Call Center Scheduling Featured Article
How to Address Top Call Center Challenges
If you’re involved in managing, funding, working in, or advising a call center, you know the big challenges the people and organizations in these environments face. That list includes absenteeism and attrition, keeping agents engaged, meeting metrics such as first call resolution, scaling, and improving performance.
The first two items on this long list may be the most costly and difficult challenges.
Indeed, absenteeism costs call centers an estimated $3,600 for every hourly employee. Plus, it often adversely affects customer service and it’s no good for agent morale.
Attrition, meanwhile, is uniquely high in call center environments. The reasons why are clear.
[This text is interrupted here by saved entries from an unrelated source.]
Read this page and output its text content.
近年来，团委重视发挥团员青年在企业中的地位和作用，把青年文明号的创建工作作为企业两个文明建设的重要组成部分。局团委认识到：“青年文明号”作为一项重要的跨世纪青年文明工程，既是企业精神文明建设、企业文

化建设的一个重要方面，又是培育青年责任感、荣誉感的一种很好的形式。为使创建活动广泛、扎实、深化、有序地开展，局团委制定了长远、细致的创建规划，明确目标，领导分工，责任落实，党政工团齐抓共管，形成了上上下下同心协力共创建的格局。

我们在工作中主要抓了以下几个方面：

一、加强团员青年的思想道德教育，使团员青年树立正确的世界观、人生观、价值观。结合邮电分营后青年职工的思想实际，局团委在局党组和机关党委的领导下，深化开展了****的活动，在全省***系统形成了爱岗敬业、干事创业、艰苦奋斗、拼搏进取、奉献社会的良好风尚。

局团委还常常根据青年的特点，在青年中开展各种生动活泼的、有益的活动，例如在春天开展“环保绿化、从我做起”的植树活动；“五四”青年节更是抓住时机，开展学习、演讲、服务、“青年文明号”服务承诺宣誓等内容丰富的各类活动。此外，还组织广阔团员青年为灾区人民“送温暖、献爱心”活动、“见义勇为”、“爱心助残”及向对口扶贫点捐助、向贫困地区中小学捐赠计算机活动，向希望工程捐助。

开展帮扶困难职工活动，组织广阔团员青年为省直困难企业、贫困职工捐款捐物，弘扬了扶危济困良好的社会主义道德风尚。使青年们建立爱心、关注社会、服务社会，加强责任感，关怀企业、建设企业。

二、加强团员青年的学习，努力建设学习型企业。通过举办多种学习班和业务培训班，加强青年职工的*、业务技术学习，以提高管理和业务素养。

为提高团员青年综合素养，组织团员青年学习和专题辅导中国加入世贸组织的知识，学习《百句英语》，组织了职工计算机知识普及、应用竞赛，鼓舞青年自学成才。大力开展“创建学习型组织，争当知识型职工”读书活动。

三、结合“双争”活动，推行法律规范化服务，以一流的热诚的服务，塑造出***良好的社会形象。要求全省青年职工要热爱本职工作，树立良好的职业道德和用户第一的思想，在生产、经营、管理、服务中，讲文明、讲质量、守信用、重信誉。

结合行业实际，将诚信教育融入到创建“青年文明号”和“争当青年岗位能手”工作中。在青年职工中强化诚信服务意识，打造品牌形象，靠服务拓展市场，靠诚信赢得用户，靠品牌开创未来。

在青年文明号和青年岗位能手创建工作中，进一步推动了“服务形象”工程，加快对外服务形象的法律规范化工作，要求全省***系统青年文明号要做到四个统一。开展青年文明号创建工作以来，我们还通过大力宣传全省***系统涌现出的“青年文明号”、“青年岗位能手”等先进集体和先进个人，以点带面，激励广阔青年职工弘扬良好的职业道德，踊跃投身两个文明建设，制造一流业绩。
Working as a call center agent is a tough job. You have to deal with cranky callers, and the work tends to involve a lot of sitting and repetition. Add to that the fact that the pay isn’t great and a good job often goes unrewarded and unrecognized, and you have a recipe for disaster.
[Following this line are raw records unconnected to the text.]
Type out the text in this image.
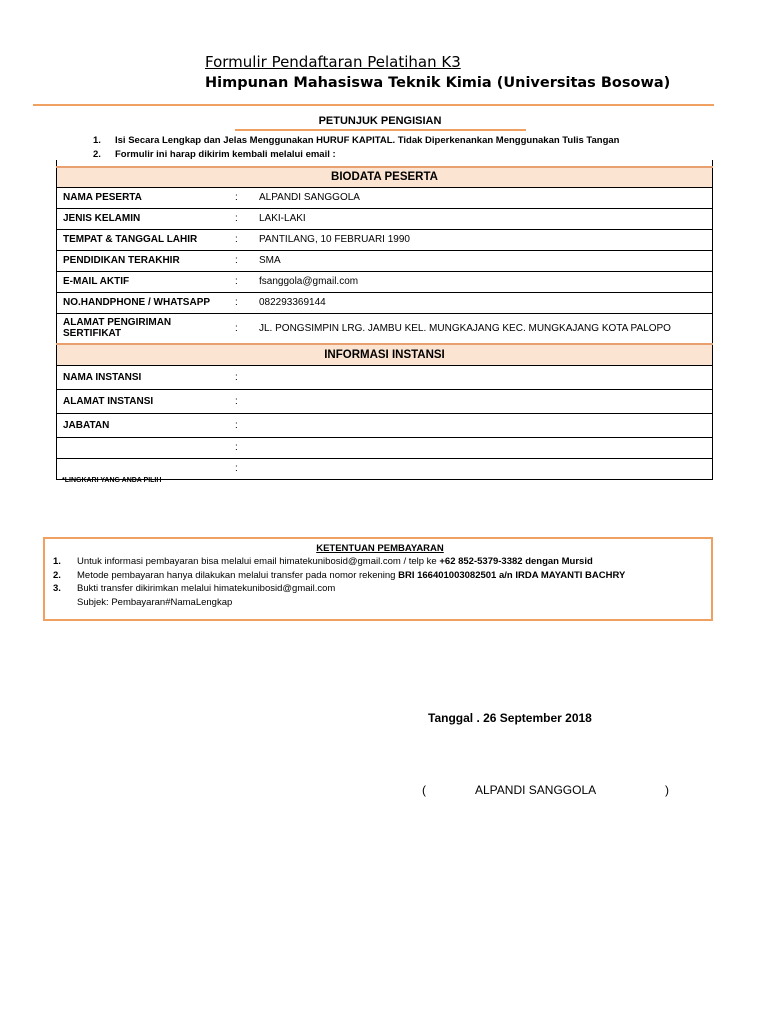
Formulir Pendaftaran Pelatihan K3
Himpunan Mahasiswa Teknik Kimia (Universitas Bosowa)
PETUNJUK PENGISIAN
1. Isi Secara Lengkap dan Jelas Menggunakan HURUF KAPITAL. Tidak Diperkenankan Menggunakan Tulis Tangan
2. Formulir ini harap dikirim kembali melalui email :
BIODATA PESERTA	
NAMA PESERTA	: ALPANDI SANGGOLA
JENIS KELAMIN	: LAKI-LAKI
TEMPAT & TANGGAL LAHIR	: PANTILANG, 10 FEBRUARI 1990
PENDIDIKAN TERAKHIR	: SMA
E-MAIL AKTIF	: fsanggola@gmail.com
NO.HANDPHONE / WHATSAPP	: 082293369144
ALAMAT PENGIRIMAN SERTIFIKAT	: JL. PONGSIMPIN LRG. JAMBU KEL. MUNGKAJANG KEC. MUNGKAJANG KOTA PALOPO
INFORMASI INSTANSI	
NAMA INSTANSI	:
ALAMAT INSTANSI	:
JABATAN	:
	:
	:
*LINGKARI YANG ANDA PILIH
KETENTUAN PEMBAYARAN
1. Untuk informasi pembayaran bisa melalui email himatekunibosid@gmail.com / telp ke +62 852-5379-3382 dengan Mursid
2. Metode pembayaran hanya dilakukan melalui transfer pada nomor rekening BRI 166401003082501 a/n IRDA MAYANTI BACHRY
3. Bukti transfer dikirimkan melalui himatekunibosid@gmail.com
Subjek: Pembayaran#NamaLengkap
Tanggal . 26 September 2018
(	ALPANDI SANGGOLA	)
The good news is there are steps you can take in an effort to improve these situations. To better address absenteeism, identify when people are missing work and whether there’s a pattern there. And then create a policy and set schedules to avoid it going forward – and be sure to share this information with your staff in a format that makes it easiest for them to remember and understand. By being clear about your absence policy and when people are expected to work, you’ll go a long way toward avoiding absenteeism.
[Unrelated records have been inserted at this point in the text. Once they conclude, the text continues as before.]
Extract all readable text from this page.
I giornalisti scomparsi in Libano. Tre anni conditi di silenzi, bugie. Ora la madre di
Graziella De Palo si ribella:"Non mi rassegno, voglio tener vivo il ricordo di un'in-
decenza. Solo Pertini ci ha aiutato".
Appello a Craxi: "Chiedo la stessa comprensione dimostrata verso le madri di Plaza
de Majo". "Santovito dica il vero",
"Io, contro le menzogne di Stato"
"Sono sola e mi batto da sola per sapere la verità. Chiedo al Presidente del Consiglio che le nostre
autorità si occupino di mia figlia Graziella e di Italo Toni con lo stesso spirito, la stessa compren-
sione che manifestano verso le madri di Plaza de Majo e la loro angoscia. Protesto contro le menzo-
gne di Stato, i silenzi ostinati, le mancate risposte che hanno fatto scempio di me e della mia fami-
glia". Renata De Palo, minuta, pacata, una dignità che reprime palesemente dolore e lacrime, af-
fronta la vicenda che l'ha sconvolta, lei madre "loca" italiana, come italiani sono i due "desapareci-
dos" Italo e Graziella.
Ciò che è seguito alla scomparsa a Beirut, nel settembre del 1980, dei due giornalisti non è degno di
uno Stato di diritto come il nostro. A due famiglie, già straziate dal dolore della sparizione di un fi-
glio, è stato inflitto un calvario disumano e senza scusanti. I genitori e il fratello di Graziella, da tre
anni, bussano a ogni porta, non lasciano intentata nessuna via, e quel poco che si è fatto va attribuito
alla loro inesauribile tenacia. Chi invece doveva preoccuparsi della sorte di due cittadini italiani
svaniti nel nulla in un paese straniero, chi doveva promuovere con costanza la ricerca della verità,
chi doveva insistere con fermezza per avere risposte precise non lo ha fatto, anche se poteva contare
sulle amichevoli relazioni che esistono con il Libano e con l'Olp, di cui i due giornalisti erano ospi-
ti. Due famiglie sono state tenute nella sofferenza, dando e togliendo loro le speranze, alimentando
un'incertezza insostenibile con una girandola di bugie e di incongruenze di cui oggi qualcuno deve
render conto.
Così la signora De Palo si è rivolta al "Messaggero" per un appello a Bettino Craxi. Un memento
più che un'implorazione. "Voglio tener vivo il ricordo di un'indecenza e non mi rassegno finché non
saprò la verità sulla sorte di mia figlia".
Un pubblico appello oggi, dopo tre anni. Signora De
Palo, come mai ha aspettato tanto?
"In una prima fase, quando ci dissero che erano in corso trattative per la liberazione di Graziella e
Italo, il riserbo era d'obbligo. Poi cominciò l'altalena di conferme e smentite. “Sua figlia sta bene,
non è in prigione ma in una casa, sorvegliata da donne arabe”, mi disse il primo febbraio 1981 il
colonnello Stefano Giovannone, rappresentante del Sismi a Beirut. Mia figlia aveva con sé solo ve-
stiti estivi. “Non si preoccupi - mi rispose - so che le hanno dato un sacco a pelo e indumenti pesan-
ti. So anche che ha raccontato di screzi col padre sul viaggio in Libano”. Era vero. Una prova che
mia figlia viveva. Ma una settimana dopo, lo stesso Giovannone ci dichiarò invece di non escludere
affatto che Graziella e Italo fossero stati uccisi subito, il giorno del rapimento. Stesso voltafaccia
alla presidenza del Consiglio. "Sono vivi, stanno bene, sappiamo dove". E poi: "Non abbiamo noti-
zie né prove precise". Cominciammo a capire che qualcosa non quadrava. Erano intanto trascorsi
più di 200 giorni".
Being more selective during the hiring process should also help you lessen absenteeism and attrition at your call center organization. Providing competitive pay; rewarding people for great work; and offering access to and training on needed solutions like call analytics and recording, CTI (News - Alert), IVR, and multichannel and omnichannel solutions is also important.
Creating a call center environment that makes agents want to show up at work is also important. You can do that by using automation to eliminate tedious tasks (and, in the process, increase productivity). And you can provide agents with a feeling of greater autonomy by letting them go off script when it makes sense. Also, always remember to recognize a job well done through praise and, when possible, financial and other material rewards. Gamification can sometimes help with engagement as well.